Van Basten's ideas include getting rid of the offside rule, replacing penalty shoot-outs with eight-second run-ups and introducing orange cards to send players to sin-bins for 10 minutes.
He has also proposed that players should be involved in fewer matches each season, that games should go straight to penalties without extra-time, children's games to be limited to eight-a-side, stopping the clock every time the ball goes out in the last 10 minutes and only allowing captains to speak to referees.
Wenger said: "Changing in itself is not a good quality, improving is the real target. Some of the proposals are worth discussing, some I don't see any big interest.
"The one I don't find interesting is to suppress offside. Offside is what makes the team good together.
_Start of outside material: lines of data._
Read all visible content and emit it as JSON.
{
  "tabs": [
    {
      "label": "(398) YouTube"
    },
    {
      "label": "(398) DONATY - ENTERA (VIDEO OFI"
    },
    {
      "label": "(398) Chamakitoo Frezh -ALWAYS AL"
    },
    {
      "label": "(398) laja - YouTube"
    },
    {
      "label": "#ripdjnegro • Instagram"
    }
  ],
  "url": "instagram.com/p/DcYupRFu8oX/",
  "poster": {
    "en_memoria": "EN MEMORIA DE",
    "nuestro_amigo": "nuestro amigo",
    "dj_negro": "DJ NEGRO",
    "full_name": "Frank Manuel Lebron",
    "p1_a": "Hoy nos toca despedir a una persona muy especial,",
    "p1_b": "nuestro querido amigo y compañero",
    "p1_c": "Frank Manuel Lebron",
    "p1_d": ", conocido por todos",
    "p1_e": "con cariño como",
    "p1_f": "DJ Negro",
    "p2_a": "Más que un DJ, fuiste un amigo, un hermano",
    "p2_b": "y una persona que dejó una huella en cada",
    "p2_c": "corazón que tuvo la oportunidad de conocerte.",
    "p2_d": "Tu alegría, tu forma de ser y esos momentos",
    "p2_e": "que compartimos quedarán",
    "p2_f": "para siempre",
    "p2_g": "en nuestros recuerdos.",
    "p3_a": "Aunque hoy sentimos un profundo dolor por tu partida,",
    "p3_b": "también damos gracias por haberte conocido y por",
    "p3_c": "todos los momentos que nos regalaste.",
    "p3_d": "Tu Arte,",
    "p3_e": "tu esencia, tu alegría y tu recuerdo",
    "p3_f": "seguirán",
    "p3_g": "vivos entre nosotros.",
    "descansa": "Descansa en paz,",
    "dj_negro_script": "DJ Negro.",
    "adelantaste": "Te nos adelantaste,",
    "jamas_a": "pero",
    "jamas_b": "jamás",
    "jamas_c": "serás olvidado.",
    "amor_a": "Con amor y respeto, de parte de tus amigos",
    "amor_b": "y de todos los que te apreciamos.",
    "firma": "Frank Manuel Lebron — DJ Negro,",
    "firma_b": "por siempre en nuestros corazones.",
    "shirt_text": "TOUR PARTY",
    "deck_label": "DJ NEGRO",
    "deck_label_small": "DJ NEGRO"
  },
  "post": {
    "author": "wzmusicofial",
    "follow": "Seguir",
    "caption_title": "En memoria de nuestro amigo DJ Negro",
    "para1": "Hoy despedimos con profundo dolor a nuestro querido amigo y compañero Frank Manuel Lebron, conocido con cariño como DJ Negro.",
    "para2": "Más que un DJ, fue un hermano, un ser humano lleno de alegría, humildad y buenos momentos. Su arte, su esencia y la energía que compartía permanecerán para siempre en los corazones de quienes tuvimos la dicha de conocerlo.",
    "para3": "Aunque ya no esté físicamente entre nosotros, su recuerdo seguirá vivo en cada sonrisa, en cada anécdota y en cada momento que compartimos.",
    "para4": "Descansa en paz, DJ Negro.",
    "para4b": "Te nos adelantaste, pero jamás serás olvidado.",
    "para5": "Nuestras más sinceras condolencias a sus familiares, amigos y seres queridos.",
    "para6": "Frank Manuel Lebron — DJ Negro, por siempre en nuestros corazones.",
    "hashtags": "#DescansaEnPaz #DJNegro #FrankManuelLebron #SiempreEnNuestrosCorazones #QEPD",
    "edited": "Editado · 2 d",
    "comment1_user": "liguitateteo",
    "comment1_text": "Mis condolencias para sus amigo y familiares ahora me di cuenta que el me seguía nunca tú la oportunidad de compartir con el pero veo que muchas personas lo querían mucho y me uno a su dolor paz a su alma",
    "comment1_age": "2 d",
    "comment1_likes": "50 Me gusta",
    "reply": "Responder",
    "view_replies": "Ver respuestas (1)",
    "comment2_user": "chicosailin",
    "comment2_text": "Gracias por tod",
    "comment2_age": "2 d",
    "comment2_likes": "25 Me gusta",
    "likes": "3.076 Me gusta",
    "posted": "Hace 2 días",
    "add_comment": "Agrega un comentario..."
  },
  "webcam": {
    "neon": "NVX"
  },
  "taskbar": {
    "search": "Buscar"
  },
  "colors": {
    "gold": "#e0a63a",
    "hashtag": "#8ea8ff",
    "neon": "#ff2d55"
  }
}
It is an intelligent rule as well, it is important to keep that in the game.
"Overall football improves, people say it is too tight and compact but football has always been like that, defence creates a problem for the attack and the attack find a solution."
But Wenger did agree with Van Basten's proposal about captains and referees, although feels it would be difficult to implement.
He added: "It is a very good proposal, we all dream of that, but it never happens in our sport."
West Ham boss Slaven Bilic was also doubtful whether getting rid of the offside rule would work.
"For me the major one is offside," he said.
"I can't imagine what football would look like, but my first reaction is it's impossible. Everybody would love to have a rest by the goalkeeper on the post and just tap in the ball. I really don't know, maybe to try it and see it on a pitch or organise a game.
"If I had to say now, no, but I don't know what it would look like."
Mauricio Pochettino also felt the offside rule was part of what helps make the game.
The Tottenham manager said: "I understand that sometimes when you are in some position you need to try to find ideas, but I don't want a machine without offside.
"If we play without rules, we have to be careful with that. I read some sentences but I don't know.
"My first impression I think is, be careful. Because in football to change the rules is a very difficult thing."
Van Basten has said he wants to listen to views on his proposals before anything is put before the International Football Association Board (IFAB), the game's lawmakers.